Ke$ha is about pleasure, often consequence-free, certainly debauched. While Lady Gaga annoys with her didactic streak, condescending to tell us all how to feel about myriad social issues, Ke$ha is refreshingly devoid of social context. We suffered through three decades of Madonna so that we could have someone like Ke$ha—a raging id who gender-fucks without the entire weight of Judith Butler's bibliography suffocating the endeavor, who can tell her cheating ex "suck my dick" on "Thinking of You" and have it register heartbreak as much as female machismo.
Warrior is, as follows, an experience of pure revelry. Perhaps Ke$ha compounds socials ills; perhaps she comments upon them. If the Teen Mom generation actually followed Ke$ha's advice, it wouldn't exist.
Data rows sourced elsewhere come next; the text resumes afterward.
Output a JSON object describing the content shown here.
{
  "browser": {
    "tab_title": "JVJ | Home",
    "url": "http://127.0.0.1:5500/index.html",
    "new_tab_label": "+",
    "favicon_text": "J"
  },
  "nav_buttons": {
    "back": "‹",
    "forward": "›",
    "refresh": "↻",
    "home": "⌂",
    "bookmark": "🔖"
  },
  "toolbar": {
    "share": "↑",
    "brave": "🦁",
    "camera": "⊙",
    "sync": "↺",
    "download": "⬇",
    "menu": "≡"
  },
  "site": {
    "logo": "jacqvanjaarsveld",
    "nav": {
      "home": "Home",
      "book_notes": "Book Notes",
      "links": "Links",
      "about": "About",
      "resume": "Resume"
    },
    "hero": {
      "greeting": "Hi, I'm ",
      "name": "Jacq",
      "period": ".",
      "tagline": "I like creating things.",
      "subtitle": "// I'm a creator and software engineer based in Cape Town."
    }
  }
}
Ke$ha would never allow some beer-swilling Peter Pan to knock her up.
"Die Young," one of Warrior's standouts, is a clear manifesto of her celebrity. "Oh what a shame that you came here with someone," she sings, without a trace of snot-nosed callousness. So while you're here in my arms / Let's make the most of the night like we're gonna die young." It undercuts monogamy as an idea, giving the listener permission to lose herself in the moment with her object of desire. This album marks Ke$ha's transformation from bitter maenad to hustler-poet. She now gives a fuck, but that doesn't stop her from burning her way through the crowd.
Gaga spends all her time pandering to the gay male sensibility—Ke$ha is actually living it.